The free will offerings (Ezek 46:12-46:12)

“When the prince provides

A freewill offering,

Either a burnt offering

Or a peace offering,

As a freewill offering

To Yahweh,

The gate facing east

Shall be opened

For him.

He shall offer

His burnt offering

Or his peace offering

As he does

On the Sabbath day.

Then he shall go out.

After he has gone out

The gate

Shall be closed.”

The prince could make a free will offering at any time, whether it was a burnt offering or a peace offering. The eastern gate would be opened for him. He would make the offerings the same as if it was the Sabbath.
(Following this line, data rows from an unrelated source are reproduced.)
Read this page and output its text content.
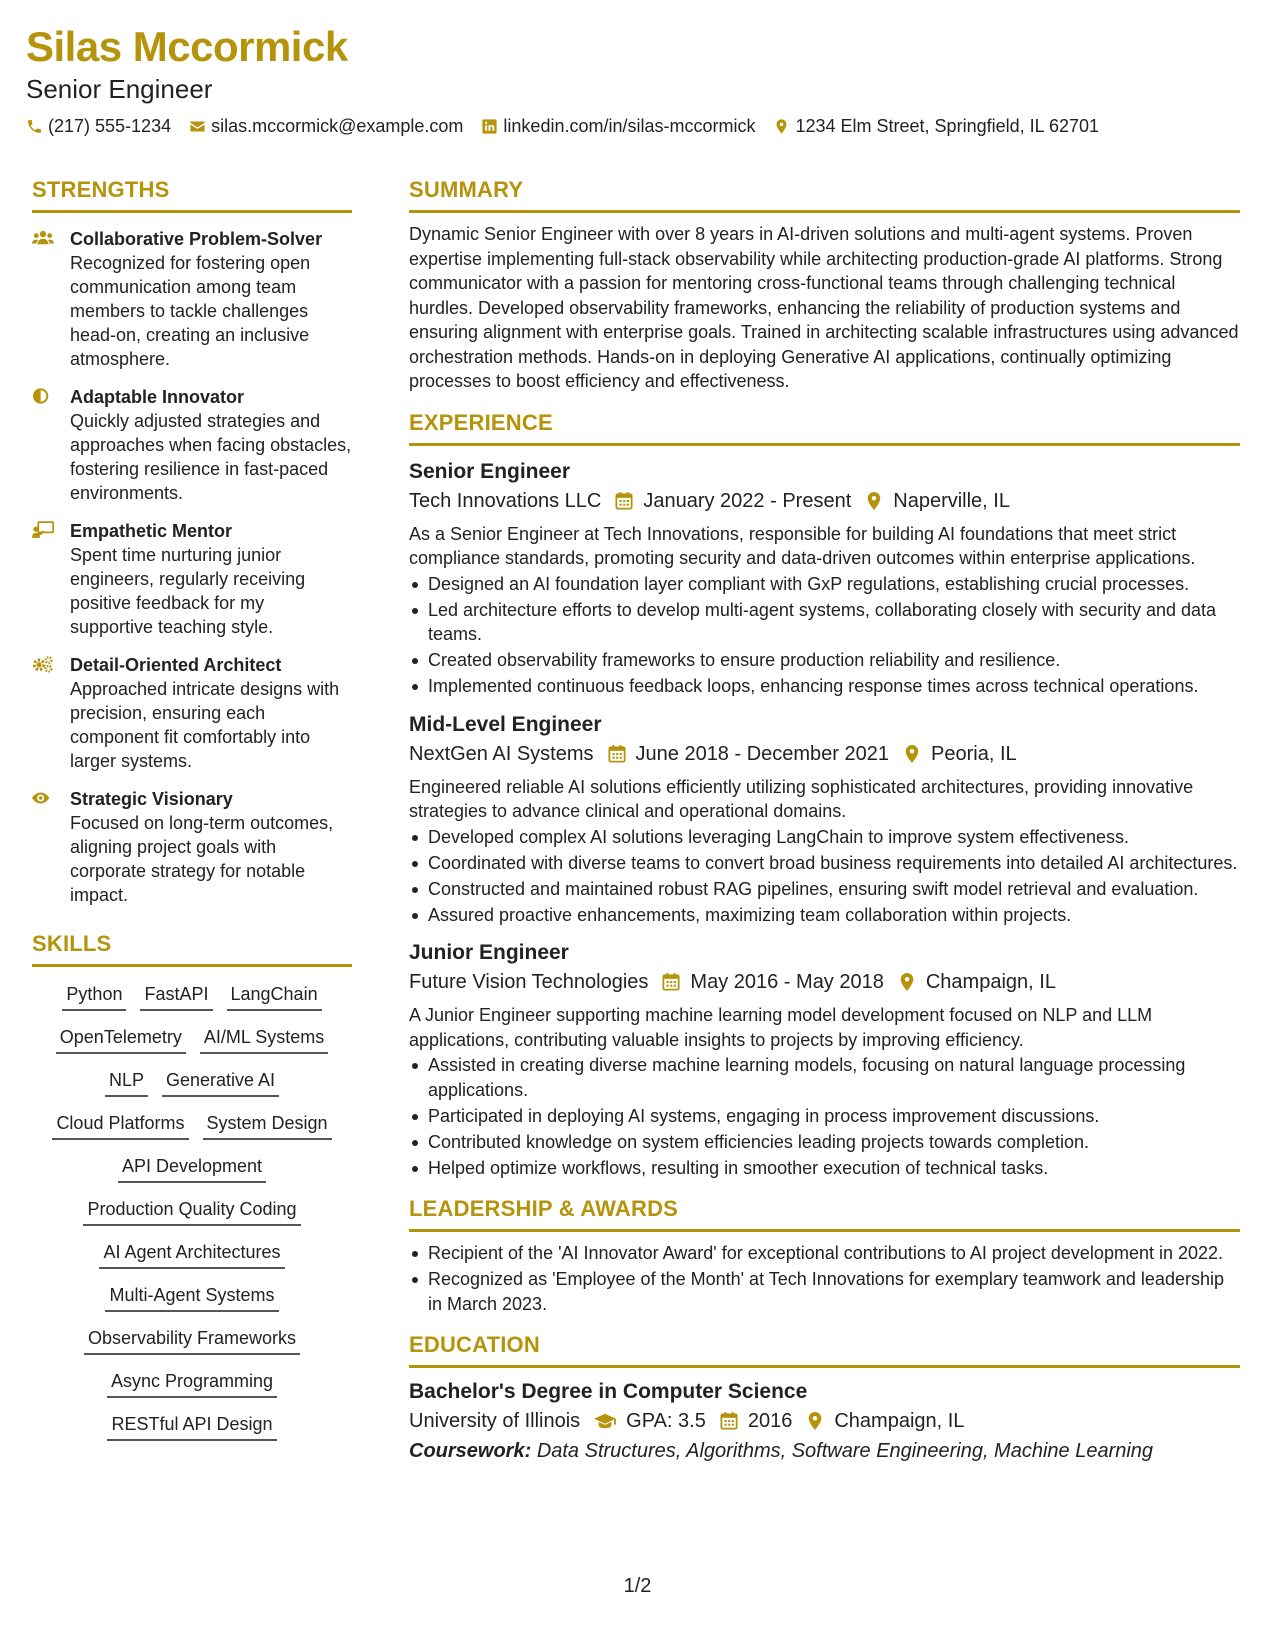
Silas Mccormick
Senior Engineer
(217) 555-1234 silas.mccormick@example.com linkedin.com/in/silas-mccormick 1234 Elm Street, Springfield, IL 62701
STRENGTHS
Collaborative Problem-Solver
Recognized for fostering open communication among team members to tackle challenges head-on, creating an inclusive atmosphere.
Adaptable Innovator
Quickly adjusted strategies and approaches when facing obstacles, fostering resilience in fast-paced environments.
Empathetic Mentor
Spent time nurturing junior engineers, regularly receiving positive feedback for my supportive teaching style.
Detail-Oriented Architect
Approached intricate designs with precision, ensuring each component fit comfortably into larger systems.
Strategic Visionary
Focused on long-term outcomes, aligning project goals with corporate strategy for notable impact.
SKILLS
Python FastAPI LangChain
OpenTelemetry AI/ML Systems
NLP Generative AI
Cloud Platforms System Design
API Development
Production Quality Coding
AI Agent Architectures
Multi-Agent Systems
Observability Frameworks
Async Programming
RESTful API Design
SUMMARY
Dynamic Senior Engineer with over 8 years in AI-driven solutions and multi-agent systems. Proven expertise implementing full-stack observability while architecting production-grade AI platforms. Strong communicator with a passion for mentoring cross-functional teams through challenging technical hurdles. Developed observability frameworks, enhancing the reliability of production systems and ensuring alignment with enterprise goals. Trained in architecting scalable infrastructures using advanced orchestration methods. Hands-on in deploying Generative AI applications, continually optimizing processes to boost efficiency and effectiveness.
EXPERIENCE
Senior Engineer
Tech Innovations LLC January 2022 - Present Naperville, IL
As a Senior Engineer at Tech Innovations, responsible for building AI foundations that meet strict compliance standards, promoting security and data-driven outcomes within enterprise applications.
Designed an AI foundation layer compliant with GxP regulations, establishing crucial processes.
Led architecture efforts to develop multi-agent systems, collaborating closely with security and data teams.
Created observability frameworks to ensure production reliability and resilience.
Implemented continuous feedback loops, enhancing response times across technical operations.
Mid-Level Engineer
NextGen AI Systems June 2018 - December 2021 Peoria, IL
Engineered reliable AI solutions efficiently utilizing sophisticated architectures, providing innovative strategies to advance clinical and operational domains.
Developed complex AI solutions leveraging LangChain to improve system effectiveness.
Coordinated with diverse teams to convert broad business requirements into detailed AI architectures.
Constructed and maintained robust RAG pipelines, ensuring swift model retrieval and evaluation.
Assured proactive enhancements, maximizing team collaboration within projects.
Junior Engineer
Future Vision Technologies May 2016 - May 2018 Champaign, IL
A Junior Engineer supporting machine learning model development focused on NLP and LLM applications, contributing valuable insights to projects by improving efficiency.
Assisted in creating diverse machine learning models, focusing on natural language processing applications.
Participated in deploying AI systems, engaging in process improvement discussions.
Contributed knowledge on system efficiencies leading projects towards completion.
Helped optimize workflows, resulting in smoother execution of technical tasks.
LEADERSHIP & AWARDS
Recipient of the 'AI Innovator Award' for exceptional contributions to AI project development in 2022.
Recognized as 'Employee of the Month' at Tech Innovations for exemplary teamwork and leadership in March 2023.
EDUCATION
Bachelor's Degree in Computer Science
University of Illinois GPA: 3.5 2016 Champaign, IL
Coursework: Data Structures, Algorithms, Software Engineering, Machine Learning
1/2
He would go in and come out the same gate, unlike the straight-ahead procedure for the people of the land. However, after he left, the east gate was to be closed.
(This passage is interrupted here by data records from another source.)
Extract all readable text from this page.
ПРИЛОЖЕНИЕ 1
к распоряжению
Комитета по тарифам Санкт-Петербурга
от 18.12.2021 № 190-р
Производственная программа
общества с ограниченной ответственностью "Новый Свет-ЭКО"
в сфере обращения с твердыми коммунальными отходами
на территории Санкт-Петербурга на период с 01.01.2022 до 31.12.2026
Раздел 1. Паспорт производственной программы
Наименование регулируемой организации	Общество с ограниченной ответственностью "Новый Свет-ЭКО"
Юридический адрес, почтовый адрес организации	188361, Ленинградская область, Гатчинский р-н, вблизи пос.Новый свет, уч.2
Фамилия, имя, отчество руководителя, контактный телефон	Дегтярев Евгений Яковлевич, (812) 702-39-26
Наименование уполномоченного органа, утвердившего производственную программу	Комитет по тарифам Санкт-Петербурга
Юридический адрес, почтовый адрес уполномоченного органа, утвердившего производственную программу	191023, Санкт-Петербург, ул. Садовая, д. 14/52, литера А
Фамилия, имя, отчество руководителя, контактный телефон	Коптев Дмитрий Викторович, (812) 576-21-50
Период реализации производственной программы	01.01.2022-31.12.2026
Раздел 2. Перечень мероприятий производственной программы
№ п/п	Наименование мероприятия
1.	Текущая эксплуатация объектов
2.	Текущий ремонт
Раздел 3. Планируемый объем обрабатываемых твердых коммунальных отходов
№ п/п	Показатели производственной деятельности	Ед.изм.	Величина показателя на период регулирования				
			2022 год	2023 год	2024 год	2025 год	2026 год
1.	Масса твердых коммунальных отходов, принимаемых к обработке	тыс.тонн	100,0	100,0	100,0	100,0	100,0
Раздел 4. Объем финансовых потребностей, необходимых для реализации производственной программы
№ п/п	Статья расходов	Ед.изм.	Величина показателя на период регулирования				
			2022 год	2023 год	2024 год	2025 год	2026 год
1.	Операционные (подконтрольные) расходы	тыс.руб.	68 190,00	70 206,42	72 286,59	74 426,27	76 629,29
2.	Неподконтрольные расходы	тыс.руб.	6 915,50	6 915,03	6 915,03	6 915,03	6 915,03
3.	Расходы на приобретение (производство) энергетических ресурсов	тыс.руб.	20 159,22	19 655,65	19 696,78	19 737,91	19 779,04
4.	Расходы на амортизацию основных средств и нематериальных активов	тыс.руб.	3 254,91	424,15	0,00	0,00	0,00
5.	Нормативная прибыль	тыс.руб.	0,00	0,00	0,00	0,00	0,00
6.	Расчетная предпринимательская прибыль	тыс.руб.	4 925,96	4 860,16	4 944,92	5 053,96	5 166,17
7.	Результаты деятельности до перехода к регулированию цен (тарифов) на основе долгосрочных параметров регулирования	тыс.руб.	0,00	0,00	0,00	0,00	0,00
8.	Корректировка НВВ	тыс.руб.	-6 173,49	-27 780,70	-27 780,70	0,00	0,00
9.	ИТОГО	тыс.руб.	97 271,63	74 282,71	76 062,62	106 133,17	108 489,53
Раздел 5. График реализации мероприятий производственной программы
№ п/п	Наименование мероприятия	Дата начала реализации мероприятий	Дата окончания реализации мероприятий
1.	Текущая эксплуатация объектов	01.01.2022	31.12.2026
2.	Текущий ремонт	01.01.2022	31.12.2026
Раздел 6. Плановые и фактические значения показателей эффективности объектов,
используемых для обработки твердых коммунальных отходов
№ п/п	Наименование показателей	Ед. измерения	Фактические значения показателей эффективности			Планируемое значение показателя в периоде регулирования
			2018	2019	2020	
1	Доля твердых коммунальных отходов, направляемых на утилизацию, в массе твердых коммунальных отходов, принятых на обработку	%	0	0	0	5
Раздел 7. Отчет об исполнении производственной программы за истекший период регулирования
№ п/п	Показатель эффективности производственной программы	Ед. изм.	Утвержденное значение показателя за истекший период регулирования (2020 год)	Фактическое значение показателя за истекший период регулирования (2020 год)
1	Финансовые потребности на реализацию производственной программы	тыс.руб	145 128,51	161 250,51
The seven-day offerings (Ezek 45:23-45:24)

“During the seven days

Of the festival,

The prince shall provide,

As a burnt offering

To Yahweh,

Seven young bulls,

As well as seven rams

Without blemish.

This will be done

On each of the seven days.

He shall also provide

A male goat daily

For a sin offering.

He shall provide

As a grain offering

An ephah for each bull,

An ephah for each ram,

With a hin of oil

For each ephah.”

Yahweh, via Ezekiel, also mentioned that the prince had to provide a series of animals and grains for the 7 day Passover celebration. This was on top of eating the unleavened bread for 7 days. There was a burnt offering of a bull and an unblemished ram each day of the weeklong festival. Besides the bull and the ram, the prince had to provide a goat each day for a sin offering. He also had to provide a grain offering for each bull and ram. This grain offering was to be an ephah or 2/3rds of a bushel with a hin or a gallon of oil for each ephah of grain.

 

The dedication of the altar (Ezek 43:18-43:20)

“‘On the day

When it is erected

For offering

Burnt offerings

Upon it,

For dashing blood

Against it,

You shall give

A bull

For a sin offering.

The Levitical priests

Of the family of Zadok,

Who draw near to me

Shall minister to me.’

Says Yahweh God.

‘You shall take

Some of its blood.

You will put it on

The four horns

Of the altar.

You will put it on

The four corners

Of the ledge.

You will put it

On the rim,

All around.

Thus,

You shall purify it.

You will make atonement

for it.’”

The first thing to be done on this new altar, after it was erected for offerings, was a burnt offering. The Levitical priests of the family of Zadok was based on a righteous priest, who was descended from Eleazar, the son of Aaron. Zadok had aided King David during the revolt of his son Absalom in 2 Samuel, chapters 13-22. Then this Zadok helped bring King Solomon to the throne in 1 Kings, chapters 1-2. After Solomon’s building of The First Temple in Jerusalem, Zadok was the first High Priest to serve there in 1 Kings, chapter 4. Thus, it was not strange that the house of Zadok occupied the high priesthood throughout much of the Second Temple period. These Levitical priests were the ones who came near to Yahweh to minister to him. The first of the sin offerings was a bull. These Zadok Levitical priests were to put its blood on the 4 horns of the altar, plus on the rim all around it for a purification and an atonement at the same time.

 

The chamber for the burnt offering (Ezek 40:38-40:39)

“There was a chamber

With its door

In the vestibule

Of the gate.

There the burnt offering

Was to be washed.

In the vestibule

Of the gate

Were two tables

On either side.

Here the burnt offering,

The sin offering,

The guilt offering,

Were to be slaughtered.”

Now the bronze man was going to take Ezekiel into the inner chambers. First, there was the door to the chamber where the burnt offering was to be washed. There were 2 tables on either side of the door where the burnt offerings, the sin offerings, and the guilt offerings were to be killed and prepared for sacrifice.